Logarithms

[arli101]

hey, I'm a high school student and I'm currently doing some revision worksheets in an attempt at reviewing logarithms for my finals. However I've been stuck on this particular question for the longest while. I'd appreciate any help that I'm able to get.

here's what I've tried so far:



the question: log (3x-1) + log (3x+1) = log 16

 

[Cubist]

Hi, welcome to the forum and well done for showing your work.



You made a mistake on the 3rd line, hint 3*3 = 9
Also, if log(p) = log(16) then what can you say about the value of p?

 

[JeffM]

Here are two tips that will help you on many such equations.

First tip

[MATH]log_a(b) = log_a(c) \implies b = c.[/MATH]
Notice that this is true no matter what the base a is.

How can you use that in this problem?

[MATH]log(3x - 1) + log(3x + 1) = log(16) \implies\\ log\{(3x - 1)(3x + 1)\} = log(16) \implies \\ \{(3x - 1)(3x + 1)\} = 16 \implies WHAT?[/MATH]Second tip

[MATH]log_a(b) = n \implies a^n = b.[/MATH]
This is particularly helpful when n = 0 because

[MATH]log_a(b) = 0 \implies b = a^0 = 1.[/MATH]
How does that help you in this problem?

[MATH]log(3x - 1) + log(3x + 1) = log(16) \implies\\ log(3x - 1) + log(3x + 1) - log(16) = 0 \implies\\ log \left ( \dfrac{(3x - 1)(3x + 1)}{16} \right ) = 0 \implies\\ \dfrac{(3x - 1)(3x + 1)}{16} = 1 \implies WHAT?[/MATH]

 

[HallsofIvy]

It has already been pointed out that \(\displaystyle log((3x- 1)(3x+ 1))= log(9x^2- 1)= log(16)\).

Now I would NOT write that as \(\displaystyle log(9x^2- 1)- log(16)= log\left(\frac{9x^2- 1}{16}\right)= 0\).

Instead I would just use the fact that the logarithm is "one to one" so that \(\displaystyle 9x^2- 1= 16\).
\(\displaystyle 9x^2= 17\)
\(\displaystyle x^2= \frac{17}{9}\)
\(\displaystyle x= \pm\frac{\sqrt{17}}{3}\).

 

[lookagain]

. . .
\(\displaystyle x= \pm\frac{\sqrt{17}}{3}\).

From the original equation log(3x - 1) + log(3x + 1) = log(16), the correct solution
is \(\displaystyle \ x \ = \ \tfrac{\sqrt{17}}{3}\).

 

[Steven G]

It has already been pointed out that \(\displaystyle log((3x- 1)(3x+ 1))= log(9x^2- 1)= log(16)\).

Now I would NOT write that as \(\displaystyle log(9x^2- 1)- log(16)= log\left(\frac{9x^2- 1}{16}\right)= 0\).

Instead I would just use the fact that the logarithm is "one to one" so that \(\displaystyle 9x^2- 1= 16\).
\(\displaystyle 9x^2= 17\)
\(\displaystyle x^2= \frac{17}{9}\)
\(\displaystyle x= \pm\frac{\sqrt{17}}{3}\).

Dr Halls,
I truly respect you as a mathematician.
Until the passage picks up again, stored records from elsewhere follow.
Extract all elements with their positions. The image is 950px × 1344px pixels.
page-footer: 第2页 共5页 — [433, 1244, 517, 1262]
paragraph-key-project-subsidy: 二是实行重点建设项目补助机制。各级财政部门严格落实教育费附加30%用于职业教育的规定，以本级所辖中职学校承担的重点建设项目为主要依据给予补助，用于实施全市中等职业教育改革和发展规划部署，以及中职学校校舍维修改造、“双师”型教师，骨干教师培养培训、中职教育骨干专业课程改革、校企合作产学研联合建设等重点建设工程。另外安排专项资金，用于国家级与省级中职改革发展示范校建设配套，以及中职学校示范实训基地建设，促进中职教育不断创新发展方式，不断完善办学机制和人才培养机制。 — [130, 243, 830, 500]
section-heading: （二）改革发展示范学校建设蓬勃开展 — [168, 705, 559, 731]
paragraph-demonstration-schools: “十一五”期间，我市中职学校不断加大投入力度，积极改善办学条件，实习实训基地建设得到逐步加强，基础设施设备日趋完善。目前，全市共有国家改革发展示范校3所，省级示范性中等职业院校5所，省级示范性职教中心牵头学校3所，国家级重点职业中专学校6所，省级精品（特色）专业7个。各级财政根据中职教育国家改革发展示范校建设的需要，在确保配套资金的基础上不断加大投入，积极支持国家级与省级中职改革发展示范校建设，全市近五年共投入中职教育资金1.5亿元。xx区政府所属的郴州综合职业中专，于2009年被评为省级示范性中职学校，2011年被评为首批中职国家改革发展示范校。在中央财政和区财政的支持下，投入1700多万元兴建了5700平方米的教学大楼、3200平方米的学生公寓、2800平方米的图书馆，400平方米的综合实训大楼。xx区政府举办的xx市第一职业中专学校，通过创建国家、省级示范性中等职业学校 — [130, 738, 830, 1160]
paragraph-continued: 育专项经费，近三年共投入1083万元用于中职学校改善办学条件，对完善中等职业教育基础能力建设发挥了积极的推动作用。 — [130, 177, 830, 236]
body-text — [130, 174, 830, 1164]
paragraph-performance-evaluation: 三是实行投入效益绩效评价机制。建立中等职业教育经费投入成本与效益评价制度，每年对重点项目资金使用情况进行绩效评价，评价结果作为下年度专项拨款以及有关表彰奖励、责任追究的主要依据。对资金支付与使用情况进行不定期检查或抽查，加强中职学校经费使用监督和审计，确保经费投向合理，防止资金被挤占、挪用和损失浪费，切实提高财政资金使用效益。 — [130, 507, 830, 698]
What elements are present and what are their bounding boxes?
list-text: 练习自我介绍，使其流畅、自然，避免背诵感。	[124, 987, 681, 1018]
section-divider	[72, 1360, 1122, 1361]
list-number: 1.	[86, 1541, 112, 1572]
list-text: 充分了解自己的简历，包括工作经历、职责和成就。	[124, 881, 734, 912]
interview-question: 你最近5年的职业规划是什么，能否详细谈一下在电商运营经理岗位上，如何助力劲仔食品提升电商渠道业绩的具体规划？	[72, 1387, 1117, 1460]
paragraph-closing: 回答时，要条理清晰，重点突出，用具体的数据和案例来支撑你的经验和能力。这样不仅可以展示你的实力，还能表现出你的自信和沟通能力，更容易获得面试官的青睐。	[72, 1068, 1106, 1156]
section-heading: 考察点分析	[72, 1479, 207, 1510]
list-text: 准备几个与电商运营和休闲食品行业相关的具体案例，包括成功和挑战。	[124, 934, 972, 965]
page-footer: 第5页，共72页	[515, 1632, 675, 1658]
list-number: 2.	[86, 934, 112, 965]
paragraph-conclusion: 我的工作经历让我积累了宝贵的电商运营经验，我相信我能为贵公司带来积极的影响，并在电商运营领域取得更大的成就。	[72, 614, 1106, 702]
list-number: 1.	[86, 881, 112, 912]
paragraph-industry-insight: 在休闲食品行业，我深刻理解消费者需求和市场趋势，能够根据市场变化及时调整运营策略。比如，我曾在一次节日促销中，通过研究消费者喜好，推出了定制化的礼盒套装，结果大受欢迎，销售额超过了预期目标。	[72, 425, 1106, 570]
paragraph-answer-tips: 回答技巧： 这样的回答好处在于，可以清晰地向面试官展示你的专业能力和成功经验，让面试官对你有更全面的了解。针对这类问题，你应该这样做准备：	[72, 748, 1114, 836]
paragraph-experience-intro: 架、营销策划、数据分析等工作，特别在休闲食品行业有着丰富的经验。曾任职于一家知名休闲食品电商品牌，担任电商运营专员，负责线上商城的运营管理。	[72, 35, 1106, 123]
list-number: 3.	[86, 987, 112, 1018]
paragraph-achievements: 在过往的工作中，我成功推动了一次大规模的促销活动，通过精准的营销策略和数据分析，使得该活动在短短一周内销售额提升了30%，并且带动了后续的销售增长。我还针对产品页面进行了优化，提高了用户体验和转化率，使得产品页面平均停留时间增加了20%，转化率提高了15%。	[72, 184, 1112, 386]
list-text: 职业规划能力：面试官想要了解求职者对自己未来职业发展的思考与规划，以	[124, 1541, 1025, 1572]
I just do not know what to say sometimes about your ability to do basic math! Logs do have a restricted domain! I am sure that you know that better than I do.
I am just messing with you. I am always amused at some things that brilliant people say and actually post.
Have a great day!
Steve

 

[HallsofIvy]

I certainly won't say that I know mathematics better than you do, but I do often amaze myself with how careless I can be!

 

[eddy2017]

I am printing the whole thread and stuying it now that i am learning how to do logs.This is amazing. I don't think there is another site like this online. No, none like this!